Connu pour sa production mondiale de cannabis à usage récréatif, le Maroc a décidé de remodeler totalement son image en 2021. Cette année-là, le parlement adopte une loi légalisant la production de cannabis à des fins exclusivement médicales, cosmétiques et industrielles.

« L’autorisation de la culture de cannabis n’est octroyée que dans la limite des quantités nécessaires pour répondre aux besoins des activités de fabrications de produits à des fins médicale, pharmaceutique et thérapeutique ».

Les objectifs sont multiples :

  • En finir avec le trafic illicite de cannabis ;
  • Positionner le pays sur le marché légal de la fameuse plante ;
  • Réduire la pauvreté dans les régions du nord du Maroc (Al Hoceima, Chefchaouen et Tétouan) en délocalisant la production vers une économie légale. Le cultivateur percevrait 12% du chiffre d’affaires sur le marché légal, contre seulement 4%, actuellement, sur le circuit illégal.

Weed légale : objectif séduction

Le Maroc, ainsi que d’autres pays africains (Afrique du Sud, Eswatini, Ghana, Lesotho, Malawi, Nigeria, Zambie et Zimbabwe), comprend que le marché international du cannabis évolue.
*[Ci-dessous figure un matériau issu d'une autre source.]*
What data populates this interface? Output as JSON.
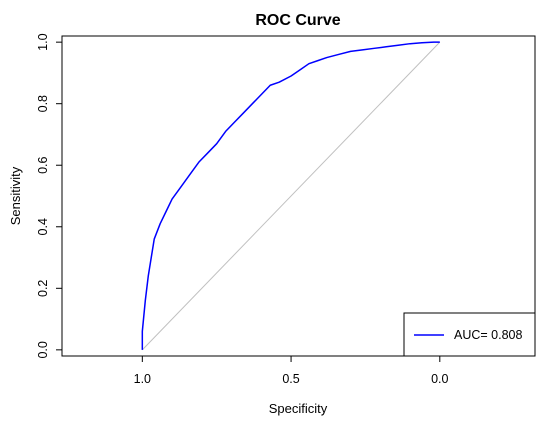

Et ces régions sont prêtes à monter dans le wagon d’une tendance en plein essor : le boom du cannabis légal international.

En témoigne notamment le soutien du Maroc concernant une initiative des Nations Unies reconnaissant l’intérêt médical du cannabis.

Dès lors, le projet s’annonçait prospère pour le Maroc et sa célèbre région du Rif. Près de deux ans plus tard, la réalité est tout autre.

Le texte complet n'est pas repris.